Дежурный генерал Артифексов».
Он вышел в другую комнату и, вернувшись через минуту» передал мне пропуск, на котором рядом с его подписью виднелся большой двуглавый орел, но без скипетра и барм.
— Только прошу вас, барон, не теряйте и ни-ко-му не передавайте пропуска. Дело в том, что, — он нагнулся к моему уху, — существует самая подлая террористическая группа, шайка, — поправился он, — которая, по данным нашей контрразведки, готовит покушение на барона Врангеля, а также на Шатилова и меня.
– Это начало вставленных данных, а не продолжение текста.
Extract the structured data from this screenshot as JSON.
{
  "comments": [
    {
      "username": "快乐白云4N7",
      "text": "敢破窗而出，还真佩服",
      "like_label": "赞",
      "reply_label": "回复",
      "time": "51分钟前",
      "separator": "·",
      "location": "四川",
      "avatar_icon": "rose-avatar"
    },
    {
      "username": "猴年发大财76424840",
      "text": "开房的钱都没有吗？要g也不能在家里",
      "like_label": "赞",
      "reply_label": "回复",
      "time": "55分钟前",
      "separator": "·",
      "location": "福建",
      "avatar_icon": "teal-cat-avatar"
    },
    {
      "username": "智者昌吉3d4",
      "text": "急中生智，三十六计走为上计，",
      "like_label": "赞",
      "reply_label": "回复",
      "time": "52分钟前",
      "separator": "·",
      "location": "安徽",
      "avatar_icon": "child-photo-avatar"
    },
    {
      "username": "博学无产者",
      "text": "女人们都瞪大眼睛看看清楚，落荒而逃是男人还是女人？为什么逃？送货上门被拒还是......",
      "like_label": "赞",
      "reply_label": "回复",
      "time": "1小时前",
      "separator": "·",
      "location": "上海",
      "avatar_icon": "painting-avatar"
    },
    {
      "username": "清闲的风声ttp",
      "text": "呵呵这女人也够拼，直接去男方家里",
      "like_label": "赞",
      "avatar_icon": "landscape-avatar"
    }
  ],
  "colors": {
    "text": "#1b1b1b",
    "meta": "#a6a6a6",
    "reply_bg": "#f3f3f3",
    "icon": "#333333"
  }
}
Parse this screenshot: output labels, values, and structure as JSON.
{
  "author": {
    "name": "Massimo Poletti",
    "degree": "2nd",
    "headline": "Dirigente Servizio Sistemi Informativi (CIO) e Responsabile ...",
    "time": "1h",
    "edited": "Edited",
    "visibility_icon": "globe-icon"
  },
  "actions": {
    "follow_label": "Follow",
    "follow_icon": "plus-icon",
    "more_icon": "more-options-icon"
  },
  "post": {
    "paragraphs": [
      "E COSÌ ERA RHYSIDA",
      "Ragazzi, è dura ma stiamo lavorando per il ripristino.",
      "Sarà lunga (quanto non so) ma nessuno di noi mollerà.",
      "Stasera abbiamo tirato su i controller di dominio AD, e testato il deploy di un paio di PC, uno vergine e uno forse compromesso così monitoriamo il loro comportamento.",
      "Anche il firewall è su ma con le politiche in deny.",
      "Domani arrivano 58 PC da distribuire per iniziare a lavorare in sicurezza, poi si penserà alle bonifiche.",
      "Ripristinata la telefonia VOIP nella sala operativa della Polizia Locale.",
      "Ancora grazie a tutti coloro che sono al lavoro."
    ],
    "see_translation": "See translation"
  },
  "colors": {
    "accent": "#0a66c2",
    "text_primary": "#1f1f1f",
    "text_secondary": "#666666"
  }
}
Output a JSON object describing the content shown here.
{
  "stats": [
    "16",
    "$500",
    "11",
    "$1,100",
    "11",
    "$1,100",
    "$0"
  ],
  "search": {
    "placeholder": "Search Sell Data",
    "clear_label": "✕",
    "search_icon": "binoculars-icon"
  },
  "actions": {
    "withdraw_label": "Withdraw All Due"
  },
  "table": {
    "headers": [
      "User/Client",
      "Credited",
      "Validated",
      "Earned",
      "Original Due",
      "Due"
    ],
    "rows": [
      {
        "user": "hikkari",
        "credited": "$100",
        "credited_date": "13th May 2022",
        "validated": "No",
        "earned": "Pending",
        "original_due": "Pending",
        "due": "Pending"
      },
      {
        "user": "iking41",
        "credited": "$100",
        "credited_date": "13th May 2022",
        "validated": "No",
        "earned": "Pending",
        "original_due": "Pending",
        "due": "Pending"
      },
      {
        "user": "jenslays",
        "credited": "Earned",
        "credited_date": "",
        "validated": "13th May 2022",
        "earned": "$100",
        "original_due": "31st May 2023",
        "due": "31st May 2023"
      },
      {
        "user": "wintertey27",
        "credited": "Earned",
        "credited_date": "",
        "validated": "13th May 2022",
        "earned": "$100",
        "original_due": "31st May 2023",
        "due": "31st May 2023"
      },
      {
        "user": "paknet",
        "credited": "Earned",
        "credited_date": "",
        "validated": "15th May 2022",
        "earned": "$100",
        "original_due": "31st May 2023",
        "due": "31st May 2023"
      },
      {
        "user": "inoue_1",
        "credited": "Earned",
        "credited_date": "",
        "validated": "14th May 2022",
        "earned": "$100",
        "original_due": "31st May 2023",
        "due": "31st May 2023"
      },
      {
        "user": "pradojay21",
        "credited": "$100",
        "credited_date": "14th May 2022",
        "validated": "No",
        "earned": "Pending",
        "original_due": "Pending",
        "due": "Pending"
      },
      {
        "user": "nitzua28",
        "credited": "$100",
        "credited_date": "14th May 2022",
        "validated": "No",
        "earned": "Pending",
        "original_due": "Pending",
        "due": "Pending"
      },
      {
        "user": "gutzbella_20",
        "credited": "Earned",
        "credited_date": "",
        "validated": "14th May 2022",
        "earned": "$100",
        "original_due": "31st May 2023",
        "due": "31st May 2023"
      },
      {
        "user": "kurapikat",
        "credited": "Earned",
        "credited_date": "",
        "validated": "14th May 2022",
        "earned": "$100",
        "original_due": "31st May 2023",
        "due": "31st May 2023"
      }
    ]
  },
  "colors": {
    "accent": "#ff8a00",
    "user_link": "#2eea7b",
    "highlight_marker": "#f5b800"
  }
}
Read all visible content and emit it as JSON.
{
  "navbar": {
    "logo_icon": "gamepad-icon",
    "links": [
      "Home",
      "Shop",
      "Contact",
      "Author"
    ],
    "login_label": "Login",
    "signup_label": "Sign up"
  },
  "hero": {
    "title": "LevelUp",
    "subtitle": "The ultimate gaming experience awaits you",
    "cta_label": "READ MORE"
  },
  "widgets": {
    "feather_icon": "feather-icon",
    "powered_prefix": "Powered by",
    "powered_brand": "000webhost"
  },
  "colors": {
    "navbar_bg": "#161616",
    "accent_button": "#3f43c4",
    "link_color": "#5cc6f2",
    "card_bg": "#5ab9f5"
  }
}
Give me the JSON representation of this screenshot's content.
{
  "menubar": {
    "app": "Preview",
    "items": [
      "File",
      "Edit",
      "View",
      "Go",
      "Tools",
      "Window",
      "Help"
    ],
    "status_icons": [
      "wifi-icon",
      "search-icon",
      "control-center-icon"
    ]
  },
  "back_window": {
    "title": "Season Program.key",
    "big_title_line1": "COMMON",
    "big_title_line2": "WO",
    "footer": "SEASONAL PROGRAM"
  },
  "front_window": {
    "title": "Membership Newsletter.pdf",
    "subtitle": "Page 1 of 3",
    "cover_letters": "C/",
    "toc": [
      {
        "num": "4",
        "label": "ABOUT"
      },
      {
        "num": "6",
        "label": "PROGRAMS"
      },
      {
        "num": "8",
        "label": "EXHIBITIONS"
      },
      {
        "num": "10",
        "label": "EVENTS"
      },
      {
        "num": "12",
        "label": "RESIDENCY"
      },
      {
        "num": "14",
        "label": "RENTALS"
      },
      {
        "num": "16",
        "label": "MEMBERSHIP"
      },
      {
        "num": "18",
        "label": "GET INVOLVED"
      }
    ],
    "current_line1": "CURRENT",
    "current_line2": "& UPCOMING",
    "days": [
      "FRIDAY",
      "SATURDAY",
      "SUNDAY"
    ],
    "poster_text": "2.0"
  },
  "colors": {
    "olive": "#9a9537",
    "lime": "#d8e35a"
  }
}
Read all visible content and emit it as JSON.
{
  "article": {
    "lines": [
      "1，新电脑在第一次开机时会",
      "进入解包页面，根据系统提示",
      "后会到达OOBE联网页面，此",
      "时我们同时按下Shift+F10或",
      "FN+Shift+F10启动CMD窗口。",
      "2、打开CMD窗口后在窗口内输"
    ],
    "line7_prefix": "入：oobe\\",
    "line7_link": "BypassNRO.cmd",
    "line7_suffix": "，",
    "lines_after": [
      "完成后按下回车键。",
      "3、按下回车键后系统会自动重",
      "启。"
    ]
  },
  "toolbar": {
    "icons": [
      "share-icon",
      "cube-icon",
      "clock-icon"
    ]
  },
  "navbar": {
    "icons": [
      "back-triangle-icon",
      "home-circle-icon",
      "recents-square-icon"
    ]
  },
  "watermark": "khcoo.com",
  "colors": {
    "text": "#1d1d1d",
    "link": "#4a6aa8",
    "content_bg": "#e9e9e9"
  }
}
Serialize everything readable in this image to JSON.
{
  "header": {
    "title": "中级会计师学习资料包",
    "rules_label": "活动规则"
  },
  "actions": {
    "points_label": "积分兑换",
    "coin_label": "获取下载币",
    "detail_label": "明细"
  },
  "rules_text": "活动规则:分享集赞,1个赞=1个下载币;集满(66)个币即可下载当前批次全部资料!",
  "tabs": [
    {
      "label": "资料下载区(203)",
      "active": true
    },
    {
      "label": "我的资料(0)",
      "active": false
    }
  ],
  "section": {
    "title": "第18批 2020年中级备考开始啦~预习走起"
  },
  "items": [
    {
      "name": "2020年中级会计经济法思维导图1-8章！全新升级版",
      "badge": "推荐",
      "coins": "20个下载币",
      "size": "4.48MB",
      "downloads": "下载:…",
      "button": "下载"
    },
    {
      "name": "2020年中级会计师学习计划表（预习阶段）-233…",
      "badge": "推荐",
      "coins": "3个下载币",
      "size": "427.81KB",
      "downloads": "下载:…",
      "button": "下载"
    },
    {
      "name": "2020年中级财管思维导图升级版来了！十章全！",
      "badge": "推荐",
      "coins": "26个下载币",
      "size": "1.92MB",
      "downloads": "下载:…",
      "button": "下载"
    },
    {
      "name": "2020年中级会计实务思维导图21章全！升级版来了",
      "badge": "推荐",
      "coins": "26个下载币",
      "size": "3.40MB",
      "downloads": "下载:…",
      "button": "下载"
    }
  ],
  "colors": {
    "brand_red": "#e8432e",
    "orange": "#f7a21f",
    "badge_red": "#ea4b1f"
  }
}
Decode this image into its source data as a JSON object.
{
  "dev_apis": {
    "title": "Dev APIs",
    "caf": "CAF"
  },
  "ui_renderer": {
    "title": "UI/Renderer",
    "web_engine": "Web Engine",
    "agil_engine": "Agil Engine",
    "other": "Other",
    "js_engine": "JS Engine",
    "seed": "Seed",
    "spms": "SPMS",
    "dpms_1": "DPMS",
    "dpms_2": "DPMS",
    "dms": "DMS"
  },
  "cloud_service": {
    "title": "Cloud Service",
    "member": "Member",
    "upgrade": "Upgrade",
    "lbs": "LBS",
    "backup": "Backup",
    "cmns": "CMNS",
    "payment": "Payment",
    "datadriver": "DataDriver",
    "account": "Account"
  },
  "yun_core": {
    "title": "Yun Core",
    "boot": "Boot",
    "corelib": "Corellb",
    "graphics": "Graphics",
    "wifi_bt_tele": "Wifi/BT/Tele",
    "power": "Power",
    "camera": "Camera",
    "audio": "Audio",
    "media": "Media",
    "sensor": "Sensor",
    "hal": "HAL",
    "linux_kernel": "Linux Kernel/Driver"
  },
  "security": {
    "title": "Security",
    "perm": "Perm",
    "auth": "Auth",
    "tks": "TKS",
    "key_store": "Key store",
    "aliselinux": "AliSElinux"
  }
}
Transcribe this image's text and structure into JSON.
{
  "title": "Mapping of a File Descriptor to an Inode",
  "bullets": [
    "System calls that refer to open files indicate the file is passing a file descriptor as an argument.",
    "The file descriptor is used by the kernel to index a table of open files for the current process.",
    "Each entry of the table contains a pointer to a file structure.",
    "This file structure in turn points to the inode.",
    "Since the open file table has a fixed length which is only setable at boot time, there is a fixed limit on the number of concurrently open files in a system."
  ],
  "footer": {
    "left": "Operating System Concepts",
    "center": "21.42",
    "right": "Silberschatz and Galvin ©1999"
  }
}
— Большевики? — изумился я. — Да ведь они не признают индивидуального террора?
— Если бы большевики! Это было бы понятно. Нет, наши» наши же, белые офицеры, создали такую организацию…
— Зачем? — еще больше удивляясь, спросил я.
— Очень просто… В неудачах армии и в бегстве из Крыма они винят барона и, главным образом, генерала.
— Вот тебе и на! — развел я руками.
— Именно! Идиоты, дураки, трусы, но совершить подлое убийство они могут. Потому я и прошу вас, дорогой барон, — никому этот пропуск.